LA TRIBUNE AFRIQUE - La réunion de printemps du Forum de Paris sur la paix récemment organisée au Maroc - en partenariat avec l'Université Mohammed VI Polytechnique (UM6P)- avait pour thème les transitions justes, avec un accent sur la révolution agricole en Afrique et la transition verte par les minéraux critiques. D'entrée de jeu, pourquoi ce focus sur le continent africain ?
JUSTIN VAISSE - Au début du Forum en 2018, le lien Nord-Sud a été un élément fort de son identité. Il y a d'ailleurs - dans le conseil exécutif du Forum - des organisations du Nord et du Sud à parité. Le Forum n'est donc pas une organisation française qui invite les gens du sud à travailler ensemble. C'est par nature une organisation Nord-Sud. Nous avons au board des organisations qui viennent de l'Inde, du Mexique, d'Indonésie et d'Afrique. L'UM6P à titre d'exemple - qui était l'hôte de cette réunion de printemps - est maintenant au board, tout comme Sciences Po. Nous sommes donc à la fois une diversité d'acteurs très grande envergure, des gouvernements, des fondations, des entreprises, des think tanks, venant du Nord et du Sud. Et nous travaillons sur divers aspects de ce lien, afin de réduire la fracture Nord-Sud, notamment sur la question du financement, du développement et du climat. Il s'agit pour nous de trouver comment on fait pour trouver l'argent et les bonnes politiques pour faire avancer à la fois la cause de la lutte contre le changement climatique - qui est souvent une préoccupation prioritaire aux yeux du Nord - et la question du développement et de sortir de la pauvreté qui est souvent une priorité du Sud.
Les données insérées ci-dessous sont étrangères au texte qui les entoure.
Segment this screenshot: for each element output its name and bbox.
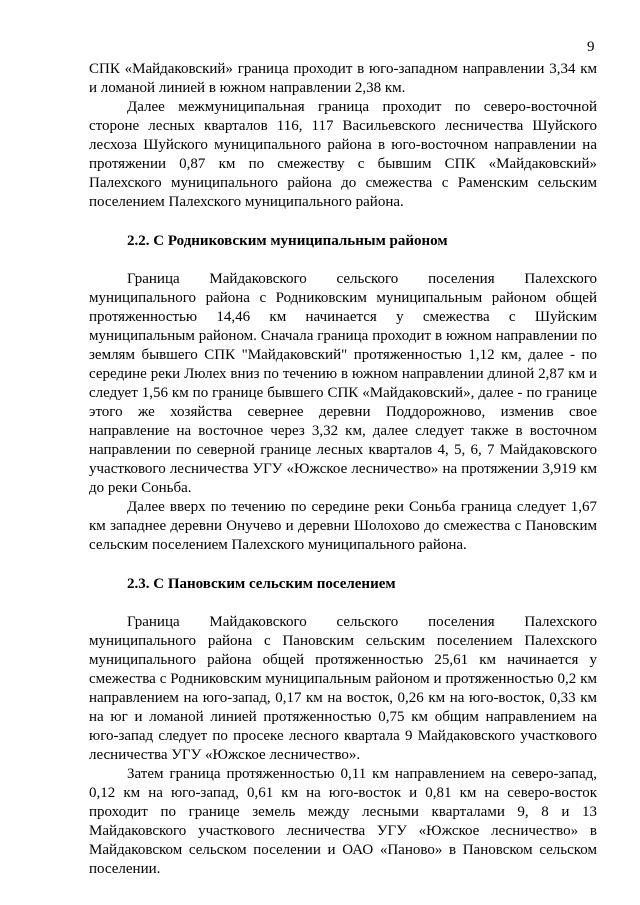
paragraph-panovo-border: Граница Майдаковского сельского поселения Палехского муниципального района с Пановским сельским поселением Палехского муниципального района общей протяженностью 25,61 км начинается у смежества с Родниковским муниципальным районом и протяженностью 0,2 км направлением на юго-запад, 0,17 км на восток, 0,26 км на юго-восток, 0,33 км на юг и ломаной линией протяженностью 0,75 км общим направлением на юго-запад следует по просеке лесного квартала 9 Майдаковского участкового лесничества УГУ «Южское лесничество».	[89, 614, 597, 763]
spacer	[89, 251, 597, 270]
paragraph-rodniki-border: Граница Майдаковского сельского поселения Палехского муниципального района с Родниковским муниципальным районом общей протяженностью 14,46 км начинается у смежества с Шуйским муниципальным районом. Сначала граница проходит в южном направлении по землям бывшего СПК "Майдаковский" протяженностью 1,12 км, далее - по середине реки Люлех вниз по течению в южном направлении длиной 2,87 км и следует 1,56 км по границе бывшего СПК «Майдаковский», далее - по границе этого же хозяйства севернее деревни Поддорожново, изменив свое направление на восточное через 3,32 км, далее следует также в восточном направлении по северной границе лесных кварталов 4, 5, 6, 7 Майдаковского участкового лесничества УГУ «Южское лесничество» на протяжении 3,919 км до реки Соньба.	[89, 271, 597, 496]
paragraph-continuation: СПК «Майдаковский» граница проходит в юго-западном направлении 3,34 км и ломаной линией в южном направлении 2,38 км.	[89, 61, 597, 96]
spacer	[89, 212, 597, 232]
page-number: 9	[587, 39, 595, 55]
spacer	[89, 555, 597, 575]
paragraph-panovo-continuation: Затем граница протяженностью 0,11 км направлением на северо-запад, 0,12 км на юго-запад, 0,61 км на юго-восток и 0,81 км на северо-восток проходит по границе земель между лесными кварталами 9, 8 и 13 Майдаковского участкового лесничества УГУ «Южское лесничество» в Майдаковском сельском поселении и ОАО «Паново» в Пановском сельском поселении.	[89, 766, 597, 877]
paragraph-sonba-river: Далее вверх по течению по середине реки Соньба граница следует 1,67 км западнее деревни Онучево и деревни Шолохово до смежества с Пановским сельским поселением Палехского муниципального района.	[89, 499, 597, 553]
spacer	[89, 594, 597, 613]
paragraph-interborder: Далее межмуниципальная граница проходит по северо-восточной стороне лесных кварталов 116, 117 Васильевского лесничества Шуйского лесхоза Шуйского муниципального района в юго-восточном направлении на протяжении 0,87 км по смежеству с бывшим СПК «Майдаковский» Палехского муниципального района до смежества с Раменским сельским поселением Палехского муниципального района.	[89, 99, 597, 210]
section-heading-2-2: 2.2. С Родниковским муниципальным районом	[127, 233, 448, 249]
document-body	[89, 60, 597, 879]
section-heading-2-3: 2.3. С Пановским сельским поселением	[127, 576, 396, 592]
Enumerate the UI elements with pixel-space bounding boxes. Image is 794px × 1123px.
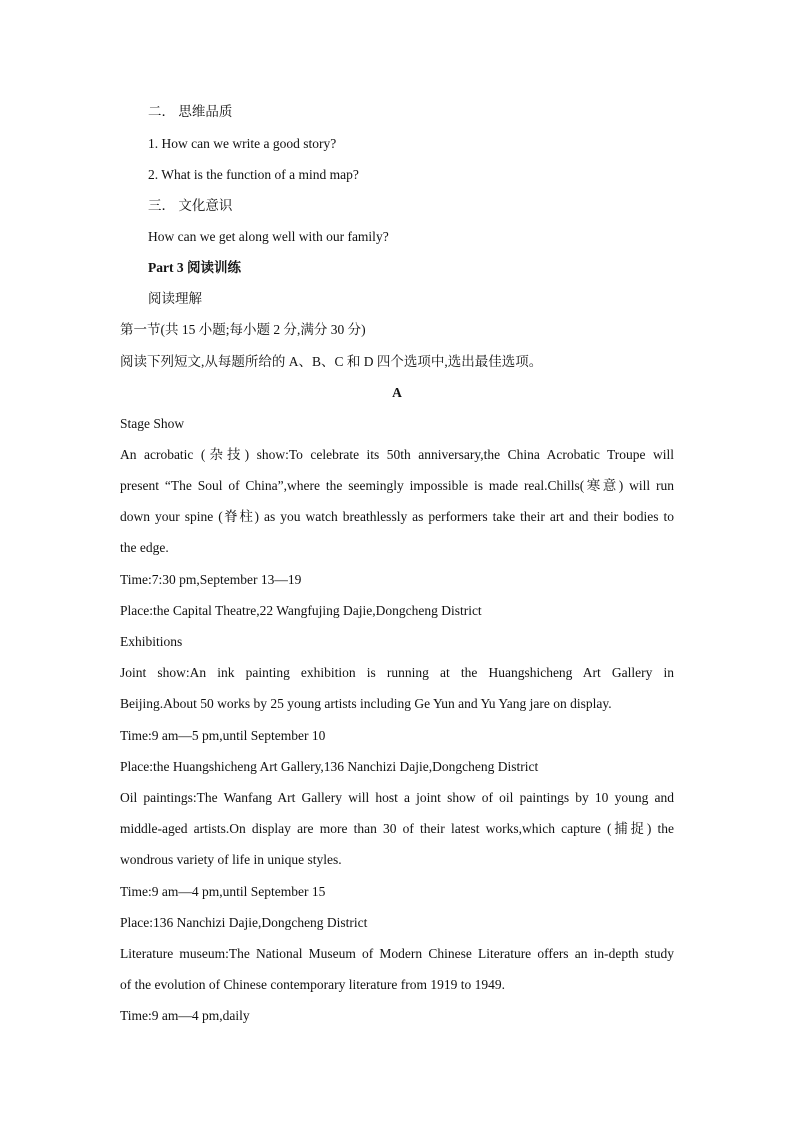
culture-question: How can we get along well with our family? — [148, 229, 389, 244]
passage-line: Time:9 am—5 pm,until September 10 — [120, 728, 326, 743]
passage-label: A — [392, 385, 402, 400]
passage-line: down your spine (脊柱) as you watch breathlessly as performers take their art and their bodies to — [120, 509, 674, 524]
passage-line: Oil paintings:The Wanfang Art Gallery will host a joint show of oil paintings by 10 young and — [120, 790, 674, 805]
part3-subtitle: 阅读理解 — [148, 291, 202, 306]
passage-line: An acrobatic (杂技) show:To celebrate its 50th anniversary,the China Acrobatic Troupe will — [120, 447, 674, 462]
passage-line: Place:the Capital Theatre,22 Wangfujing Dajie,Dongcheng District — [120, 603, 482, 618]
passage-line: Time:9 am—4 pm,until September 15 — [120, 884, 326, 899]
passage-line: the edge. — [120, 540, 169, 555]
part3-title: Part 3 阅读训练 — [148, 260, 241, 275]
question-1: 1. How can we write a good story? — [148, 136, 337, 151]
passage-line: Joint show:An ink painting exhibition is running at the Huangshicheng Art Gallery in — [120, 665, 674, 680]
section-three-heading: 三． 文化意识 — [148, 198, 233, 213]
section-two-heading: 二． 思维品质 — [148, 104, 233, 119]
section-info: 第一节(共 15 小题;每小题 2 分,满分 30 分) — [120, 322, 366, 337]
passage-line: Stage Show — [120, 416, 185, 431]
instruction: 阅读下列短文,从每题所给的 A、B、C 和 D 四个选项中,选出最佳选项。 — [120, 354, 543, 369]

Il est question pour nous d'arriver à concilier ces deux priorités et aboutir à des politiques justes pour tous.
A Benguérir - parce que nous n'avions qu'une seule journée et que nous voulions être efficaces tout en ayant de l'impact - nous avons souhaité mettre l'accent sur la transition énergétique, en particulier sur la meilleure gouvernance de cette formidable croissance, l'exploitation des minéraux critiques sans qu'ils deviennent un motif d'exploitation des pays du Sud dont la République démocratique du Congo [RDC]. Nous avons ensuite fait de l'agriculture africaine une priorité, avec le lancement de ce laboratoire qu'on appelle Atlas, pour essayer de trouver la bonne conciliation entre le Sud qui doit fixer ses propres priorités et le Nord qui domine souvent dans les agences d'aide au développement, dans les organisations financières internationales (FMI, Banque mondiale), etc. La Commission européenne étant tout aussi importante dans le financement de cette agriculture.